Jerry Kramer: 'Son of a gun, I've got another shot'

Former Packers great explains his perspective on being named Hall of Fame finalist again


DENVER – Since last missing out on induction as a Pro Football Hall of Fame finalist two decades ago, Jerry Kramer had come to peace with the fact that it just wasn't to be.

"I had come to an acceptance," Kramer said in a phone interview with from his home in Idaho. "I'd had a wonderful career, a wonderful experience with football. The Packer fans were sensational, and still are.

"If I wasn't slated for the Hall, then that's OK. It's been a helluva ride and I wouldn't change it. If that's the way it's gonna be, I'm comfortable with that. I had argued myself into that position."

Then Thursday happened.

The Hall of Fame's senior committee named Kramer one of two finalists for induction in the Class of 2018, along with former Oilers linebacker Robert Brazile.

A Packers guard on Vince Lombardi's five title-winning teams of the 1960s, Kramer had no idea any announcement was forthcoming from Canton, Ohio. The five-time, first-team All-Pro and author of "Instant Replay" had long ago stopped paying attention after being a finalist 10 times, nine during his regular modern-era candidacy and once as a senior nominee in 1997.

He got a congratulatory call from an acquaintance in Kenosha, Wis., and wasn't sure what was up. Then he noticed he had missed a couple of calls from Hall of Fame President and CEO David Baker.

When he talked to Baker to get the official word, all that peace and acceptance was, understandably, interrupted.

"Holy crap," Kramer said of his initial reaction, as the 81-year-old's always sharp sense of humor kicked in. "It was kind of a surreal moment to me. I had to check my hole card to see if I'd imbibed too much or was having hallucinations or what the hell was going on.

"My stomach got a little flippy-floppy and my heart started pounding a little bit and I thought, son of a gun, I've got another shot."

Indeed he does as the player many consider the biggest omission from the Hall. No player not yet inducted has been a finalist as many times as Kramer, and he's the only member of the NFL's 50th anniversary team not enshrined.

Eleven of Kramer's teammates from the Lombardi era are in the Hall, plus the coach himself. Two of them received induction via the senior route, defensive tackle Henry Jordan (1995) and linebacker Dave Robinson (2013).

Since Thursday's news, Kramer has gotten notes from former teammates Willie Davis and Donny Anderson, and he has "a long way to go" to get through the roughly 60 other messages awaiting him. He also got a call from Phil Olsen, younger brother of Merlin Olsen, the late Hall of Famer.

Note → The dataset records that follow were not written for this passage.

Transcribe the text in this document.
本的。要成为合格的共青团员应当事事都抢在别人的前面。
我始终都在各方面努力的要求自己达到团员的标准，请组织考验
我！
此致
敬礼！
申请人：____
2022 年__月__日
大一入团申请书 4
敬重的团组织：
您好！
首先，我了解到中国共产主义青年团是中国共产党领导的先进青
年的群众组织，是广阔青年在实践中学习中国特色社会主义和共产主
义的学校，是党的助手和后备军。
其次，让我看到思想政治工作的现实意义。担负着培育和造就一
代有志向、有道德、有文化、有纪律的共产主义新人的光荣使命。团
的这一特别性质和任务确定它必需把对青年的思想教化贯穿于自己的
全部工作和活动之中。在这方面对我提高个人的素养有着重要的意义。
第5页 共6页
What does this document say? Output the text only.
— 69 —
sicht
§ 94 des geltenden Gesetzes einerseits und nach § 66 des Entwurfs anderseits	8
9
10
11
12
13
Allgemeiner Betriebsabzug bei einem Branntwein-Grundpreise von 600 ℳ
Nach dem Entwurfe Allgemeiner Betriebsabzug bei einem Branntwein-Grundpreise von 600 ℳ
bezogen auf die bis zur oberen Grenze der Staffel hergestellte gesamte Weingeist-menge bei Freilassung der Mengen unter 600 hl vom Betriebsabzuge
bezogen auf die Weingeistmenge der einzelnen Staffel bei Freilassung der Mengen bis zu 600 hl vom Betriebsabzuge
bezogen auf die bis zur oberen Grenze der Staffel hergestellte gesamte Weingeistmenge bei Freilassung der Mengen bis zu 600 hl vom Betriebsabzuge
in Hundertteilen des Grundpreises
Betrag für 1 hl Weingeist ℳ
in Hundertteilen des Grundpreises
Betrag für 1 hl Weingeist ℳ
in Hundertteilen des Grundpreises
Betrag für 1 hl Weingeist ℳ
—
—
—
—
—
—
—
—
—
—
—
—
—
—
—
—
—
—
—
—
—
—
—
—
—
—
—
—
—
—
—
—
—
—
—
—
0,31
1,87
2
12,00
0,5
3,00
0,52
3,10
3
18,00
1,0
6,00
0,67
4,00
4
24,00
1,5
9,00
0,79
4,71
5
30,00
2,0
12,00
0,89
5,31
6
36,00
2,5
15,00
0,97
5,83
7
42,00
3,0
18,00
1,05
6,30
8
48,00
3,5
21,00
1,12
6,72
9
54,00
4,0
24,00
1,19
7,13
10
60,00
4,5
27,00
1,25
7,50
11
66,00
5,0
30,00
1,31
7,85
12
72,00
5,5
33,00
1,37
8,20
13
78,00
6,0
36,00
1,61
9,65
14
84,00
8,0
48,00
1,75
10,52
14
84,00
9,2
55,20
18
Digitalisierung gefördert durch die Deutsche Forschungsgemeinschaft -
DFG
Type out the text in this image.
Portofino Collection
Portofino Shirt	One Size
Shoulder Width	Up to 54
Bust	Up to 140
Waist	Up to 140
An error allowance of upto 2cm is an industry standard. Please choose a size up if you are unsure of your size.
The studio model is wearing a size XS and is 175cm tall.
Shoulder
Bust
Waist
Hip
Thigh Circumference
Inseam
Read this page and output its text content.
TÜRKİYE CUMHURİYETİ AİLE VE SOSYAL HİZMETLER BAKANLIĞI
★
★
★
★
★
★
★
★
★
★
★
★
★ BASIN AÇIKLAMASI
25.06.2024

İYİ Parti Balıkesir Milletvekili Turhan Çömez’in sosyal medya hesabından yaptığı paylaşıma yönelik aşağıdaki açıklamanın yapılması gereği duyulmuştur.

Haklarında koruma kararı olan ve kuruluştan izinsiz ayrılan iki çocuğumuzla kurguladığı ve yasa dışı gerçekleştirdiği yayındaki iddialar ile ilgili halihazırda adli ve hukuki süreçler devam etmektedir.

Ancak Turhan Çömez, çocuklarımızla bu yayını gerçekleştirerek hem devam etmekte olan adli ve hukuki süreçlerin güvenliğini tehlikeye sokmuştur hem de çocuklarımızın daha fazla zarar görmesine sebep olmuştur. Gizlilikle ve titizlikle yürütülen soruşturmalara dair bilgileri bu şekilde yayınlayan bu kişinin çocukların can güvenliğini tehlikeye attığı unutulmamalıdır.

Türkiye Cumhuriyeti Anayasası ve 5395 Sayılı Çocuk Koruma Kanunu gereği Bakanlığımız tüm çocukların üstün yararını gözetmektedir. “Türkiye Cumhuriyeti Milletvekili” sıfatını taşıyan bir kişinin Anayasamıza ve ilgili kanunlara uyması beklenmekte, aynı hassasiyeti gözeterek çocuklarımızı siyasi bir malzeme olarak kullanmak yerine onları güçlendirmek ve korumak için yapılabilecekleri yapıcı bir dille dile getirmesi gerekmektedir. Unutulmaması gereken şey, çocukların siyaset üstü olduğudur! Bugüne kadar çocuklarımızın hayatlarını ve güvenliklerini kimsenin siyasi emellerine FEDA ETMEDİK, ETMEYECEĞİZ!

Merlin Olsen was one of dozens of star defensive linemen from Kramer's era – Alex Karras, Alan Page and Bob Lilly being others Kramer mentioned – who wrote letters of recommendation over the years on Kramer's behalf, letters that Kramer's daughter Alicia collected and has presented to keep Kramer's candidacy alive.

As for his chances this time after so many years, Kramer said he has "no idea." He'll need 80 percent of the vote from the full selection committee when it convenes on Super Bowl weekend in Minneapolis.

While he's obviously hoping the vote finally goes his way this time, Kramer has decided getting to the finalist stage again is an event to celebrate in and of itself.

"This is an honor, a wonderful thing to have happen, especially at my age," Kramer said. "It's sensational. If nothing else happens, it's going to be sensational.

"If we happen to get into the Hall, then we're going to break the windows out, the door down, let the world know, and scream and holler from the rooftops."

Kramer said he's never actually visited the Hall of Fame over the last few decades because he refuses to stop in unless he's invited. The invitation will be sent, or not, in early February.

Between now and then, though, he's going to set it aside and not "live or die with it." He's determined to keep his long-forged perspective intact.

"When I look back, coming out of Sandpoint, Idaho, with 3,500 people, and getting a scholarship, being the first child in my family to go to college … the whole ride has been a fairy tale," he said. "I couldn't imagine a life like I've led. I didn't have the brain capacity to imagine writing a best-selling book and being in five championships and two Super Bowls and on the cover of 'Sports Illustrated' carrying Coach off the field, all those kind of things.

"I've been saying I had 100 presents but I didn't get one, but the one I didn't get wasn't going to ruin my other 100."

But if gift No. 101 finally arrives in a little less than six months, he promises "a helluva celebration," especially if the Packers are a part of Super Bowl weekend again.

The last time Kramer was a finalist, he awaited the selection committee's decision in a New Orleans hotel the day before the Packers won their first Super Bowl since he played.

He'd love for history to repeat itself, with one small change.

"I've done my part. You'd think they'd do theirs," Kramer joked about the upcoming Packers season. "Tell them I insist. I insist they join me at the Super Bowl in Minneapolis. I'm planning on it."